In connection with the Separation, we entered into various transition services agreements with FAFC effective June 1, 2010. The agreements include transitional services in the areas of information technology, tax, accounting and finance, employee benefits and internal audit. Except for the information technology services agreements, the transition services agreements are short-term in nature. For the years ended December 31, 2012, 2011 and 2010, the net amount of $6.5 million, $6.4 million and $5.4 million, respectively, were recognized as a reduction of other operating expenses in connection with the transition services agreements (reflecting services provided by us to FAFC and from FAFC to us).

In the Separation and Distribution Agreement, we and FAFC agreed to share equally in the cost of resolution of a small number of corporate-level lawsuits, including certain consolidated securities litigation matters from which we have since been dropped. See further discussion at Note 16 – Litigation and Regulatory Contingencies.

Additionally, as part of the Separation, we entered into a Tax Sharing Agreement whereby FAFC is contingently liable for certain tax liabilities. We recorded a receivable for these contingent tax obligations from FAFC of $52.5 million and $34.4 million as of December 31, 2012, and 2011, respectively. The liability for income taxes associated with uncertain tax positions was $44.1 million and $10.4 million as of December 31, 2012 and 2011, respectively. Further, during 2012, pursuant to our Tax Sharing Agreement, we recorded a net equity adjustment of approximately $5.3 million related to Separation activity associated with FAFC. In connection with this adjustment, we recorded a correction to additional paid-in capital of $8.9 million to properly reflect the Separation distribution activity in retained earnings.
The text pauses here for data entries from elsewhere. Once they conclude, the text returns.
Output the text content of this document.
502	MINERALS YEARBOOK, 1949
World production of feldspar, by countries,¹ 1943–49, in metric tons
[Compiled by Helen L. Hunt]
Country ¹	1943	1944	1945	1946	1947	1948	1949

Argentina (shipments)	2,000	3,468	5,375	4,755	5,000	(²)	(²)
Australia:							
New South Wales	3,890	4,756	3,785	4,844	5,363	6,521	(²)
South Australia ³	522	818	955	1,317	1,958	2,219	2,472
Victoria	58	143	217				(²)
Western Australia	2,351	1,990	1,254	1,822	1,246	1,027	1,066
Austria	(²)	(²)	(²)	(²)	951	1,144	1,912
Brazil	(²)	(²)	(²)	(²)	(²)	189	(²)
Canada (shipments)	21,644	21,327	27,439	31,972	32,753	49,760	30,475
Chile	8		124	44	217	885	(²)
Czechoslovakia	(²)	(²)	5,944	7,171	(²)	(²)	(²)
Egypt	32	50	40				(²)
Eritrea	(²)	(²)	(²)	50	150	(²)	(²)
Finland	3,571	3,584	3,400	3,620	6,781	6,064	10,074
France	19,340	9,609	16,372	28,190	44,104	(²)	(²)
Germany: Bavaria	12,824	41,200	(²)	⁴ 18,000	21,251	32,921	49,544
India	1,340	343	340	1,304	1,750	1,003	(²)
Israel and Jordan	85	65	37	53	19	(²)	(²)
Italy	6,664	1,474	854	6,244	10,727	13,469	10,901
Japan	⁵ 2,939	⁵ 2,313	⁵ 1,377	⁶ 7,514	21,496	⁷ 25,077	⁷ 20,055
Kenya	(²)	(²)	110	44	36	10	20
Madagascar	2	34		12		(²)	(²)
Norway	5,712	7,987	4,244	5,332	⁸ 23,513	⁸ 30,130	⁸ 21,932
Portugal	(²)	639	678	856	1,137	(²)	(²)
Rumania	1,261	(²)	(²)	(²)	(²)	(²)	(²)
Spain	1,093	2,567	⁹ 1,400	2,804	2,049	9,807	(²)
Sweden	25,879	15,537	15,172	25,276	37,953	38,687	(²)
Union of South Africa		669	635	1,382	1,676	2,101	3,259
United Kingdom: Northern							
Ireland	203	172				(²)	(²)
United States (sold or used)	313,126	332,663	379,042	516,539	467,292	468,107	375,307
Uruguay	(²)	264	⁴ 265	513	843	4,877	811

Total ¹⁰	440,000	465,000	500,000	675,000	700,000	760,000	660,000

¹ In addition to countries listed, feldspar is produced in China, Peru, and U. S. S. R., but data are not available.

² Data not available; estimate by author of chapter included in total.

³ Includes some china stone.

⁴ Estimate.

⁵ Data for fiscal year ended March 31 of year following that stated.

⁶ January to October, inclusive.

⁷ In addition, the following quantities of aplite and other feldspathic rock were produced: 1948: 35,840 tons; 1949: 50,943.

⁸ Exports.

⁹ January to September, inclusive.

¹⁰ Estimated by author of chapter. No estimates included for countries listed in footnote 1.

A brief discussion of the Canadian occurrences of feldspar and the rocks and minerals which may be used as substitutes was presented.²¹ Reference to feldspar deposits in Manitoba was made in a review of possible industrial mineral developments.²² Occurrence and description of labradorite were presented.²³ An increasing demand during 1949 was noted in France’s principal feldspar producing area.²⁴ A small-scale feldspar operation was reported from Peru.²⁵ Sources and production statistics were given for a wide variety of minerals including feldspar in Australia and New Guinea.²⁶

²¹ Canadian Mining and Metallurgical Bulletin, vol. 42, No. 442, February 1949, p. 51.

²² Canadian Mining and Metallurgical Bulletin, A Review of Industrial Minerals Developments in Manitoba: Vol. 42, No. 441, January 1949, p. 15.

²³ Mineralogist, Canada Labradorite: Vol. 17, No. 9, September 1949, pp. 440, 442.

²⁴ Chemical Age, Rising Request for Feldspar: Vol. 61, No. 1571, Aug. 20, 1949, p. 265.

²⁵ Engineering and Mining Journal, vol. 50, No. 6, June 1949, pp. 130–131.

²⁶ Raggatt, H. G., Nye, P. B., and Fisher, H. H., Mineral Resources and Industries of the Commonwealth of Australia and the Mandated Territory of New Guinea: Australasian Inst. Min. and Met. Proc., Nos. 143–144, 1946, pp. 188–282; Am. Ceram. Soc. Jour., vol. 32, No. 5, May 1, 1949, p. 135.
This adjustment had no impact on total equity. See further discussion at Note 10 – Income Taxes.

In connection with the Separation, we issued approximately $250.0 million in value, or 12,933,265 shares of our common stock to FAFC. Based on the closing price of our stock on June 1, 2010, the value of the equity issued to FAFC was $242.6 million. As a result, we made a cash payment to FAFC of $7.4 million to arrive at the full value of $250.0 million. FAFC has agreed to dispose of the shares within five years after the Separation or to bear any adverse tax consequences arising out of holding the shares for longer than that period. Since the Separation, we repurchased 10,433,265 shares of our common stock that was owned by FAFC or one of its subsidiaries for an aggregate purchase price of $227.7 million.

On June 1, 2010, we issued a promissory note to FAFC in the amount of $19.9 million that accrues interest at a rate of 6.52% per annum. Interest was first due on July 1, 2010 and is due quarterly thereafter. The note approximates the unfunded portion of the benefit obligation attributable to participants in the FAC defined benefit pension plan that are or were our employees. The note was paid in full as of September 2011.

FAFC owns two office buildings that were leased to us under the terms of certain lease agreements which expired in December 2012. Rental expense associated with these properties totaled $4.4 million in 2012, $4.4 million in 2011, and $4.5 million in 2010.

During the years ended December 31, 2012, 2011 and 2010 we entered into commercial transactions with affiliates of FAFC. The revenue associated with these transactions, which primarily related to sales of data and other settlement services totaled $19.1 million, $15.0 million and $21.4 million in 2012, 2011 and 2010, respectively. The expenses related to these transactions, which primarily related to purchase of sales of data and other settlement services, totaled $1.6 million, $4.2 million and $11.8 million for the years ended December 31, 2012, 2011 and 2010, respectively.